Psychologist: Why criminals post crimes on social media and why it’s not likely to stop
All of the videos were posted online.
"When we're inundated with those types of stories, I think it's easy to get desensitized,” said Dr. Justin Briggs, psychologist at Lipscomb University.
Briggs says while social media platforms come under fire when these videos go viral, the reasons behind the violent crimes is nothing new.
“Serial killers from Jack the Ripper to people who are broadcasting their crimes on Facebook, it is a platform where you are going to have an audience,” Briggs said.
Every day that audience grows bigger, and more and more videos of crimes are showing up online, including right here in Tennessee where a teen recorded his friend stomping another teen's head into the asphalt.
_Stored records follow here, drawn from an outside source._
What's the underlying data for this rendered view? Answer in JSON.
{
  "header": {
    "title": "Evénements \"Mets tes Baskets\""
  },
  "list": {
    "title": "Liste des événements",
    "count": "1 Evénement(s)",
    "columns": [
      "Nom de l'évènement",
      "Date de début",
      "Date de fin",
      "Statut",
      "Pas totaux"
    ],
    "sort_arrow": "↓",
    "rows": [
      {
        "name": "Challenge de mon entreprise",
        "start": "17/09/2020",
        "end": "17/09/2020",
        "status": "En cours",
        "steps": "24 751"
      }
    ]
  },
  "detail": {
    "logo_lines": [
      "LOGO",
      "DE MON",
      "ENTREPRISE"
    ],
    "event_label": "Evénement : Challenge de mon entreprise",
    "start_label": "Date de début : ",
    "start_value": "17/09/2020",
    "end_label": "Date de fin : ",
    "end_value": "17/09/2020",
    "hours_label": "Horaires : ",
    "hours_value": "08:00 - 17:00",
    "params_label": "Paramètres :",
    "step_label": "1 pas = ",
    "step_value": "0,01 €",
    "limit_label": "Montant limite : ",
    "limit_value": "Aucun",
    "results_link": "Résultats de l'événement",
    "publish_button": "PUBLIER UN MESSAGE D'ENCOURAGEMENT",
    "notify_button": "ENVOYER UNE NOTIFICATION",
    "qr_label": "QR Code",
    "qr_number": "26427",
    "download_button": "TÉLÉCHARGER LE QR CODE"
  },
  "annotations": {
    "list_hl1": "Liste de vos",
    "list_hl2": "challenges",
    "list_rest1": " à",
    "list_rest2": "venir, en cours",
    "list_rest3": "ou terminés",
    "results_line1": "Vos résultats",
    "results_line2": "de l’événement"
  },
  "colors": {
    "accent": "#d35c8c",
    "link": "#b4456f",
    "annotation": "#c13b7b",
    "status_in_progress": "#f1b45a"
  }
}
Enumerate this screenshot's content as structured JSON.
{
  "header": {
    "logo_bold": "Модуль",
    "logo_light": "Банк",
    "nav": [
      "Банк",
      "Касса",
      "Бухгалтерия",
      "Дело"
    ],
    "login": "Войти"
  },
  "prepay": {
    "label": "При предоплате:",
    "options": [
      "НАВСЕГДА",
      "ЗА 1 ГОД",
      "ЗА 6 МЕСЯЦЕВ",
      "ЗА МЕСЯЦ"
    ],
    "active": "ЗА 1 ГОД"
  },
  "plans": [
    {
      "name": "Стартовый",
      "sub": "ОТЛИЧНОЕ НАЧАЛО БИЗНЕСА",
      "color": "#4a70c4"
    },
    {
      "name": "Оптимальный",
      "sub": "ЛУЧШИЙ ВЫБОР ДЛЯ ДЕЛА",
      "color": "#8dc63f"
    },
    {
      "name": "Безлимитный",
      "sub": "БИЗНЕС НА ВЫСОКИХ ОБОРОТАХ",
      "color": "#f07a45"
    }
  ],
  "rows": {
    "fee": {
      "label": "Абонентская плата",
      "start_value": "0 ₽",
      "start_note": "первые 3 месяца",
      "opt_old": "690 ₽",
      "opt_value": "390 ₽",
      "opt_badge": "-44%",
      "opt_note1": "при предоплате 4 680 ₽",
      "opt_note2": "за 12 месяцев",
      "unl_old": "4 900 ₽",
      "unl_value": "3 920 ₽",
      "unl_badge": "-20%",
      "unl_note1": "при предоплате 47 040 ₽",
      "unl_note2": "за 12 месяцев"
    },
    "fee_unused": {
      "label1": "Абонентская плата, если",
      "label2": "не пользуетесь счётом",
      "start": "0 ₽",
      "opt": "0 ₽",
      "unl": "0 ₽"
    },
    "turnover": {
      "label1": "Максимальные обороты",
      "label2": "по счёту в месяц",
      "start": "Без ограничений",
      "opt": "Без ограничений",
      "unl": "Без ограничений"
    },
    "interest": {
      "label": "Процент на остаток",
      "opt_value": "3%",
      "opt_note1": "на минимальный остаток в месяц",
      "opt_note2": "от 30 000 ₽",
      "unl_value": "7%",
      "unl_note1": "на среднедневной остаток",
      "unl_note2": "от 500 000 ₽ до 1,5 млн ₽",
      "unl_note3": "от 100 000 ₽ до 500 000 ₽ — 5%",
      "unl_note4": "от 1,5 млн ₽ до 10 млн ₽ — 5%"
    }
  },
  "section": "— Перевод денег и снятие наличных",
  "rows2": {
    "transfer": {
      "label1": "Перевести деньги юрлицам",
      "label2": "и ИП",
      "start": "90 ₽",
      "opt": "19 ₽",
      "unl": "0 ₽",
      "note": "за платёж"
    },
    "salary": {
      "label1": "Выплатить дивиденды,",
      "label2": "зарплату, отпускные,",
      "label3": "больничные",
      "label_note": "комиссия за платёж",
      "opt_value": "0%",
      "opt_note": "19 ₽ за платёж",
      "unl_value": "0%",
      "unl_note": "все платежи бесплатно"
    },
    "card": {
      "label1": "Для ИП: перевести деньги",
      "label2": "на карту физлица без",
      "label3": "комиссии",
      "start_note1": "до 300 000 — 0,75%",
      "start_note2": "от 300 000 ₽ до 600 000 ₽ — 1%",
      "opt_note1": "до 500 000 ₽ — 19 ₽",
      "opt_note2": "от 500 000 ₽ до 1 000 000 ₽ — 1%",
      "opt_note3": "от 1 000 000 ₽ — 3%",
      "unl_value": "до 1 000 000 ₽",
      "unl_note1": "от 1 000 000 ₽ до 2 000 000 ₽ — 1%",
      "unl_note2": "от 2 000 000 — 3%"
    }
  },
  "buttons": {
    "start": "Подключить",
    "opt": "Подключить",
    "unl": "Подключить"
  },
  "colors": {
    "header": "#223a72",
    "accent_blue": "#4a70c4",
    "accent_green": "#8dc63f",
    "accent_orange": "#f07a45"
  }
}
Last month, Memphis Police say teens stole a car and streamed the police chase on Facebook Live.
The question is, why could they be doing this?
"There are personality disorders that are founded on people's desire to get noticed,” Briggs said.
The physiologist said, in some cases, people care less about going to jail than they do about being seen.
"When the goal is attention, you don’t really care maybe as much whether it be negative or positive,” Briggs said.
When the need is extreme, even a human life comes seems less important than posting a video.
Briggs says like with any form of communication most people will use social media for good, and it's important to note in many of these cases good people saw the videos and called the police.